Recently, ESPN ran a feature piece on Bradley noting his post-retirement infamy earned by way of YouTube video’s sensationalizing how regularly opposing players dunked on him.  The piece went on to add the personal success he experienced as a player as well.

But I was most intrigued during one exchange when Bradley was asked if he ever participated in an interview when the issue of his height was not a topic.  Bradley responded by saying he couldn’t remember a time in his adult life where he met ANYONE and his height wasn’t mentioned.

Bradley wasn’t lamenting this reality.  He understood he wouldn’t have made it to where he is today were it not for his height and athleticism.

This made me think though.

It’s hard when certain aspects of our being, physical or otherwise, become such defining characteristics that it becomes hard to see anything else.  Like an actor who plays a memorable role and NEVER can shake it.  Yeah, but did you see any of my next five films?

I can only imagine the combination of exhaustion and frustration.

I ran into a former student the other day who is now a senior in high school.  In the midst of catching up, I asked her if she’d decided where to go to college.  Although a fairly benign question, I typically avoid making this the centerpiece of conversation with graduating seniors.

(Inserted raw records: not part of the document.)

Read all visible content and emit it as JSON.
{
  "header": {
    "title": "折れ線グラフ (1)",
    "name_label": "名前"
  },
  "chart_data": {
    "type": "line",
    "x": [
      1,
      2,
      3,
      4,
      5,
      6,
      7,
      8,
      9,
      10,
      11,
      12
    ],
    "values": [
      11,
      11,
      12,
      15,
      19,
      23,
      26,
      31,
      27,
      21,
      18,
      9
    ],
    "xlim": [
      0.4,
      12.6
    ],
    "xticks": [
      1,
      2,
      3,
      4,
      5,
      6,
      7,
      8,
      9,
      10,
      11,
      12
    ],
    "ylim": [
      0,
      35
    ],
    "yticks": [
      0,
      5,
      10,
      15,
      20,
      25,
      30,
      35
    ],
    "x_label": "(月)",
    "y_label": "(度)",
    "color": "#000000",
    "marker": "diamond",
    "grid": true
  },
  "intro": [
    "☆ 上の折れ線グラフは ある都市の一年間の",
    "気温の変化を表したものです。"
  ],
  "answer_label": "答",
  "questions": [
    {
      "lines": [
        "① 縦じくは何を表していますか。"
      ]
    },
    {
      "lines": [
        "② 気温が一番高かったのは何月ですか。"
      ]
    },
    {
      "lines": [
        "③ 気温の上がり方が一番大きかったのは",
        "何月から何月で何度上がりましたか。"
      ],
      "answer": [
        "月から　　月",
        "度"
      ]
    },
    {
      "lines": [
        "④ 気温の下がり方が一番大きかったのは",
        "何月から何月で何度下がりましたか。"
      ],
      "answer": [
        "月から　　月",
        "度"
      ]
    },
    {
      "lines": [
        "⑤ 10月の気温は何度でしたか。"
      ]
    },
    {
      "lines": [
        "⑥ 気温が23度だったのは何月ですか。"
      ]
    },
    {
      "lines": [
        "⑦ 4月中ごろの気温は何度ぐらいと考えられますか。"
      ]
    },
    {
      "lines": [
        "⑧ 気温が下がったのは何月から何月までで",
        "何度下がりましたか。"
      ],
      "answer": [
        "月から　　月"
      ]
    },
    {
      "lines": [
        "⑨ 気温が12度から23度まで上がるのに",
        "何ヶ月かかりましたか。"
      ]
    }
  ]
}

Why?  Well, because seniors often get treated like Shawn Bradley.  For too many of them, the first BIG decision of their life becomes the primary (and sometimes only) focus of others’ interest.

It can be helpful to remember, for lots of graduates their college decision is riddled with anxiety.  Society has conditioned them to avoid making One Wrong Move for fear of the deleterious life consequences they’ll subsequently face.

What if I choose wrong?  What if I don’t get into my top choice school(s)?   How will I earn a living if I can only get into THAT program?

Approving smiles and nods come easy when Ivy, full ride, and pre-law flow freely from seniors’ mouths.  But what about when community college, the military, gap year, or I’m not sure college is for me are the answers – do we affirm those choices with equal enthusiasm?

We should.

Asking seniors about college isn’t wrong; it just shouldn’t be the sole interest.  For some better options, consider these questions:

  • What’s the most interesting thing you’ve learned this year?
  • Are you creating enough space to enjoy this experience?
  • What do you like to do in your free time?
  • What are your favorite books? Bands? Teams? Films?

These kinds of questions demonstrate a sincere interest in students beyond societal conventions.  They may be (pleasantly) shocked that you asked, and you might just find out something you never knew about them.  Perhaps a shared interest.  Maybe an area you can add value.

If nothing else, their canned response can be put on hold for another time as you dive deeper than the same old line of questioning.  You won’t regret it, and neither will they.